I find myself wondering why this is a “thing”. Why is this fodder for writers and journalists? Why do we care what choices other parents make? Is it so bad that people make their own choice and are happy with them? It is ok to want to work. It is ok to want to stay home. It is ok to not want to work but have to because it’s the only way to keep food on the table or pay for extras like swimming lessons or the occassional vacation.

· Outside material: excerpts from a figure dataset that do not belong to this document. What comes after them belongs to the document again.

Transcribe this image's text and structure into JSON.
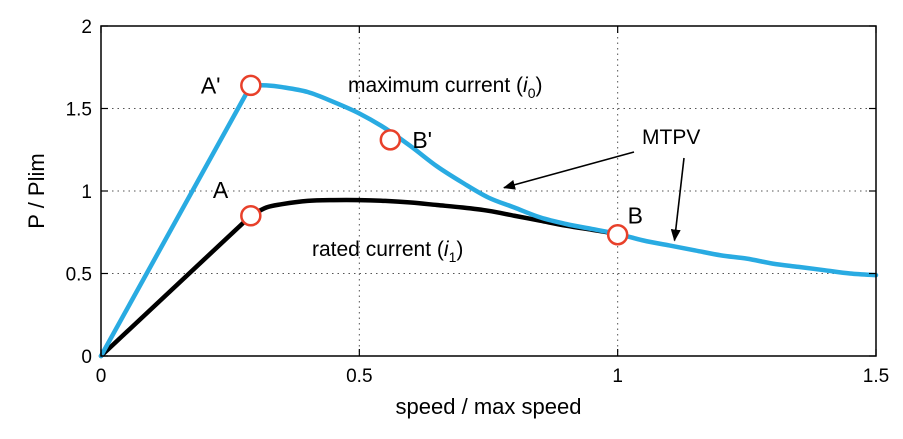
{
  "chart_data": {
    "type": "line",
    "xlabel": "speed / max speed",
    "ylabel": "P / Plim",
    "xlim": [
      0,
      1.5
    ],
    "ylim": [
      0,
      2
    ],
    "xticks": [
      0,
      0.5,
      1,
      1.5
    ],
    "xtick_labels": [
      "0",
      "0.5",
      "1",
      "1.5"
    ],
    "yticks": [
      0,
      0.5,
      1,
      1.5,
      2
    ],
    "ytick_labels": [
      "0",
      "0.5",
      "1",
      "1.5",
      "2"
    ],
    "grid": true,
    "grid_style": "dotted",
    "colors": {
      "maximum": "#29abe2",
      "rated": "#000000",
      "marker": "#e8402a"
    },
    "series": [
      {
        "id": "maximum",
        "label_main": "maximum current (",
        "label_var": "i",
        "label_sub": "0",
        "label_close": ")",
        "x": [
          0,
          0.29,
          0.32,
          0.35,
          0.4,
          0.45,
          0.5,
          0.55,
          0.6,
          0.65,
          0.7,
          0.75,
          0.8,
          0.85,
          0.9,
          0.95,
          1.0,
          1.05,
          1.1,
          1.15,
          1.2,
          1.25,
          1.3,
          1.35,
          1.4,
          1.45,
          1.5
        ],
        "y": [
          0,
          1.64,
          1.64,
          1.63,
          1.6,
          1.54,
          1.47,
          1.38,
          1.27,
          1.15,
          1.05,
          0.96,
          0.9,
          0.84,
          0.8,
          0.77,
          0.74,
          0.7,
          0.67,
          0.64,
          0.61,
          0.59,
          0.56,
          0.54,
          0.52,
          0.5,
          0.49
        ]
      },
      {
        "id": "rated",
        "label_main": "rated current (",
        "label_var": "i",
        "label_sub": "1",
        "label_close": ")",
        "x": [
          0,
          0.29,
          0.32,
          0.35,
          0.4,
          0.45,
          0.5,
          0.55,
          0.6,
          0.65,
          0.7,
          0.75,
          0.8,
          0.85,
          0.9,
          0.95,
          1.0
        ],
        "y": [
          0,
          0.85,
          0.9,
          0.92,
          0.94,
          0.945,
          0.945,
          0.94,
          0.93,
          0.915,
          0.9,
          0.88,
          0.85,
          0.82,
          0.79,
          0.765,
          0.74
        ]
      }
    ],
    "points": [
      {
        "label": "A'",
        "x": 0.29,
        "y": 1.64
      },
      {
        "label": "B'",
        "x": 0.56,
        "y": 1.31
      },
      {
        "label": "A",
        "x": 0.29,
        "y": 0.85
      },
      {
        "label": "B",
        "x": 1.0,
        "y": 0.735
      }
    ],
    "annotation": {
      "text": "MTPV",
      "arrows_to": [
        {
          "x": 0.78,
          "y": 1.02
        },
        {
          "x": 1.11,
          "y": 0.7
        }
      ]
    }
  }
}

Some mothers can have it all. They can work and parent and be good wives/partners because they have that personality type. They don’t mind working on projects into the night or getting to the gym before 5:00 a.m. to fit in a work out. There are others that need calm and time to themselves. They simply don’t want to be “on” all the time; to have to take a conference call at the bus stop or go straight from a meeting with their boss to a meeting with their child’s teacher.

So I’m not sure it’s about AND or OR. I don’t think it’s up to the COO of Facebook or a reporter to be telling us how we should be feeling about working or staying home; how we should or should not be balancing work and family? It’s about YOU. It’s about realizing what you truly want out of work, whether it be simply a job or a full-blown career; whether it be with your family or in an office. It’s about being happy with the decision that feels right to you, and your family, at this point in time. Realizing that you can always change your mind as life situations change or your children grow up.

5 comments

  1. Heather July 25, 2013 at 8:35 pm

    So true!!!! Thanks, Progressive Mom.

  2. Elizabeth July 30, 2013 at 1:03 am

    I actually have the opposite issue- I love my job but for the amount of money I’d pay to have my child in a quality child care, it’s not worth it for me to work. I’m excited about getting to be a stay at home mom but I do worry sometimes about getting bored after working so much… (I hear ‘bored’ isn’t the right word…)

  3. DCHomewares July 30, 2013 at 10:30 am

    I think a happily ‘contented’ stay at home mom is such up until one snide remark or sarcastic comment from a ‘friend’ or whoever that suddenly turns their life upside down. They sometimes feel this pressure or need to be validated as ‘women’ of the world, career woman or whatever. But really, I think one just have to keep in touch into that inner sense of who they really are. What one ‘might feel’ to be a necessity may turn out to be something they only want just to fit in certain criteria. Staying true to oneself will give them the peace of heart and mind that taking care of the family even without the employee of the month or career woman of the year awards is what makes them an accomplish woman.

    • Kris-Ann, Progressive Mom

      Kris-Ann, Progressive Mom August 2, 2013 at 2:30 pm

      DCHomewares- So true! Staying true to oneself is likely the key to happiness no matter what choices we make.

      NourishMom- that’s exactly what I was trying to get at…maybe we just haven’t had the opportunity to achieve what we really want yet. Sheryl’s question is a great one and something I know for sure holds me back. Imagine how rewarding it would be to truly conquer something we’re afraid of.

  4. Amy

    Amy July 30, 2013 at 2:34 pm

    I think sometimes moms – both working and stay-at-home – have a vision for what they want their lives to be and maybe they haven’t quite achieved that yet. So they compare themselves to others that do. Or maybe they haven’t quite figured it out yet. I think I’m a little bit of both. Real life gets in the way sometimes. I was recently at #BlogHer13 where Sheryl Sandberg was the keynote and what I heard her ask was “what would you do if you weren’t afraid?” And that’s such a powerful and personal question. Would I be able to do what I was most afraid of? I’m not sure.